The main cause of death from cancer is metastasis, the process that spreads the tumour to other organs and which has still few treatment options.

Low-Res_CNIO-CaixaResearch Frontiers Meetin_BAJA.

Source: Laura M. Lombardía / CNIO.

Participants at the congress CNIO-Caixa Research Frontiers Meeting ‘Metastasis’.

Research is changing our very concept of metastasis and lead to new ways of fighting it, some of them already in clinical trials, according to world leaders in this area who presented at the CNIO-Caixa Research Frontiers Meeting ‘Metastasis’, held at the Spanish National Cancer Research Center (CNIO).

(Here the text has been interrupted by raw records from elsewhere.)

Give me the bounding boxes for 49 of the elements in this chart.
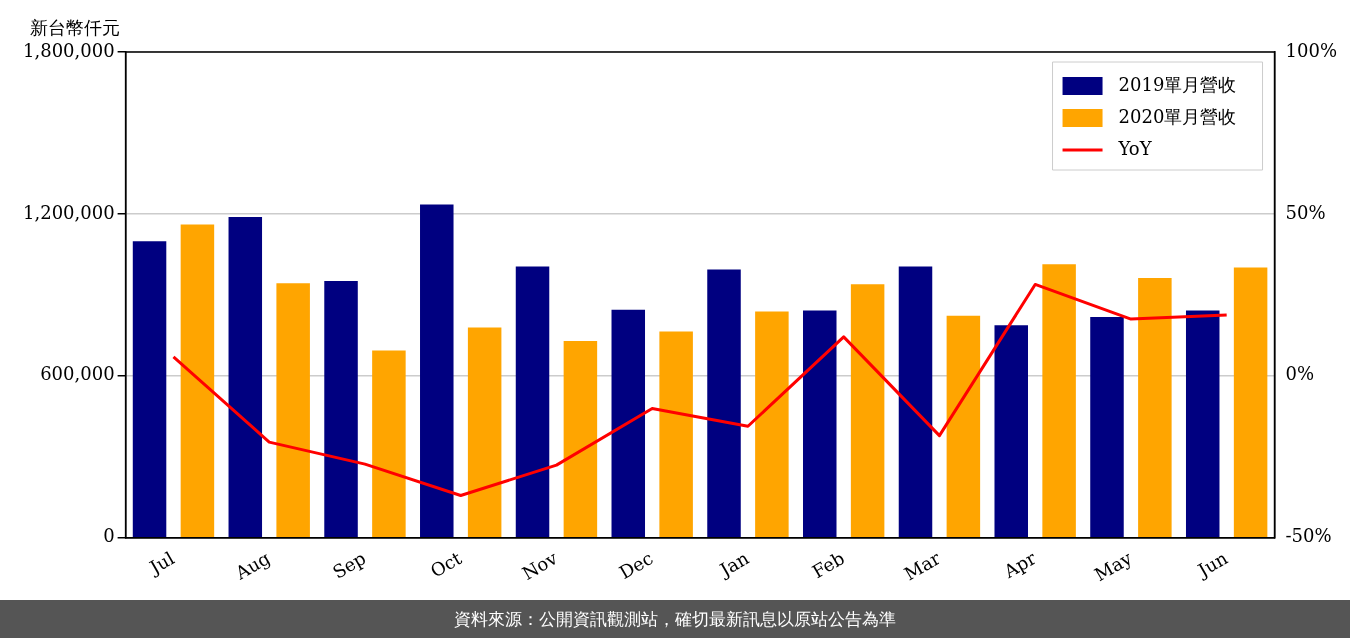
legend-label: 2019單月營收 [1118,73,1237,95]
bar [1090,316,1124,537]
x-tick-label: Apr [999,547,1040,583]
x-tick-label: Feb [808,547,849,583]
legend-label: YoY [1117,137,1153,159]
bar [420,204,454,537]
bar [1138,278,1172,537]
bar [946,315,981,537]
x-tick-label: Jan [714,547,753,582]
bar [515,266,550,537]
x-tick-label: Dec [615,547,657,584]
bar [276,283,310,537]
x-tick-label: Oct [426,546,466,582]
bar [850,284,885,537]
bar [707,269,741,537]
bar [898,266,933,537]
x-tick-label: Sep [328,547,370,583]
bar [1042,264,1076,537]
x-tick-label: Mar [900,547,945,585]
bar [994,325,1028,537]
bar [1233,267,1268,537]
source-note: 資料來源：公開資訊觀測站，確切最新訊息以原站公告為準 [0,600,1350,638]
bar [372,350,406,537]
y2-tick-label: 50% [1285,201,1326,223]
bar [467,327,502,537]
bar [659,331,693,537]
bar [228,217,263,537]
bar [132,241,167,537]
y2-tick-label: -50% [1285,525,1332,547]
bar [755,311,789,537]
x-tick-label: May [1090,546,1136,586]
y2-tick-label: 100% [1285,39,1338,61]
x-tick-label: Aug [230,547,274,585]
bar [611,309,646,537]
bar [563,340,598,537]
y-tick-label: 600,000 [40,363,115,385]
bar [803,310,837,537]
x-tick-label: Nov [518,546,562,584]
bar [1185,310,1220,537]
legend-label: 2020單月營收 [1118,105,1237,127]
x-tick-label: Jul [144,547,179,579]
bar [180,224,215,537]
y-tick-label: 1,800,000 [23,39,115,61]
x-tick-label: Jun [1192,547,1232,582]
y2-tick-label: 0% [1285,363,1315,385]
bar [324,281,358,537]
y-axis-title: 新台幣仟元 [30,17,120,38]
y-tick-label: 0 [103,525,115,547]
y-tick-label: 1,200,000 [23,201,115,223]
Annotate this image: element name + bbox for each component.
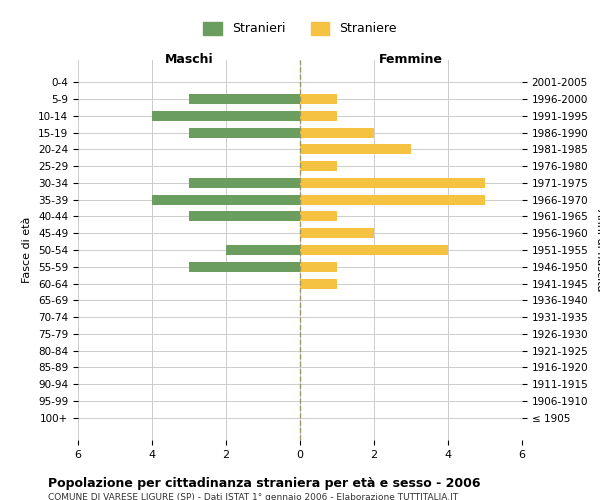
Text: Maschi: Maschi xyxy=(164,54,214,66)
Text: COMUNE DI VARESE LIGURE (SP) - Dati ISTAT 1° gennaio 2006 - Elaborazione TUTTITA: COMUNE DI VARESE LIGURE (SP) - Dati ISTA… xyxy=(48,492,458,500)
Bar xyxy=(226,245,300,255)
Bar xyxy=(300,94,337,104)
Bar xyxy=(300,128,374,138)
Bar xyxy=(300,278,337,288)
Bar xyxy=(152,194,300,204)
Bar xyxy=(189,212,300,222)
Text: Femmine: Femmine xyxy=(379,54,443,66)
Legend: Stranieri, Straniere: Stranieri, Straniere xyxy=(198,17,402,40)
Y-axis label: Anni di nascita: Anni di nascita xyxy=(595,209,600,291)
Bar xyxy=(189,94,300,104)
Y-axis label: Fasce di età: Fasce di età xyxy=(22,217,32,283)
Bar xyxy=(300,178,485,188)
Text: Popolazione per cittadinanza straniera per età e sesso - 2006: Popolazione per cittadinanza straniera p… xyxy=(48,478,481,490)
Bar xyxy=(300,194,485,204)
Bar xyxy=(300,111,337,121)
Bar xyxy=(300,228,374,238)
Bar xyxy=(189,262,300,272)
Bar xyxy=(300,144,411,154)
Bar xyxy=(300,245,448,255)
Bar xyxy=(300,161,337,171)
Bar xyxy=(300,212,337,222)
Bar xyxy=(300,262,337,272)
Bar xyxy=(189,128,300,138)
Bar xyxy=(189,178,300,188)
Bar xyxy=(152,111,300,121)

The first paradigm shift is that metastasis “is a distinct disease, with its own biological mechanisms,” explains Eva González Suárez, head of the CNIO’s Transformation and Metastasis Group and co-organizer of the congress.

Status of metastasis

Metastasis was considered the most advanced stage of an oncological process; but today it appears to be a phenomenon that evolves on its own and starts probably much earlier than previously thought, with a few very specific cells capable of colonizing other organs, as Héctor Peinado, head of the CNIO’s Microenvironment and Metastasis Group and also co-organizer of the congress, points out. Moreover, these metastatic cells might not come from the primary tumour, as assumed so far, but from other metastases.

Researchers spoke about how stress and changes in circadian rhytms influence metastasis, tehe emerging field of cancer neuroscience, strategies to block communication between cancer cells, use of beta-blockers to prevent breast cancer metastasis and the deployment of bacteria against cancer.

Research carried out by Maria Rescigno at Humanitas University in Milan, Italy, focuses on “the interrelation between human body and microbiota – the ecosystem of bacteria, viruses, and fungi that populate organs and tissues – in order to understand its role in disease.”

Intestinal barrier

Rescigno is the recent discoverer of the existence of an intestinal barrier that protects the organism from the entry of external agents while allowing the absorption of nutrients.

Her work has shown that there are bacteria which proliferate especially in the low-oxygen, dead-tissue environment found in tumours, suggesting the possibility of using bacteria deliberately prepared to activate the defensive response against tumours.

Another line of research shows that microorganisms are involved in preparing tissues to host metastatic cells, so preventing this nest preparation for metastasis using drugs would be another possible therapeutic avenue.

González Suárez considers it relevant to highlight the trials Claudia Gravekamp, from Albert Einstein College of Medicine, is carrying out along this line. They involve treatments with bacteria against which we have been vaccinated in our childhood, as a trick to reactivate the immune response.

“We are going to start treating cancer with bacteria,” says congress co-organizer Manuel Valiente.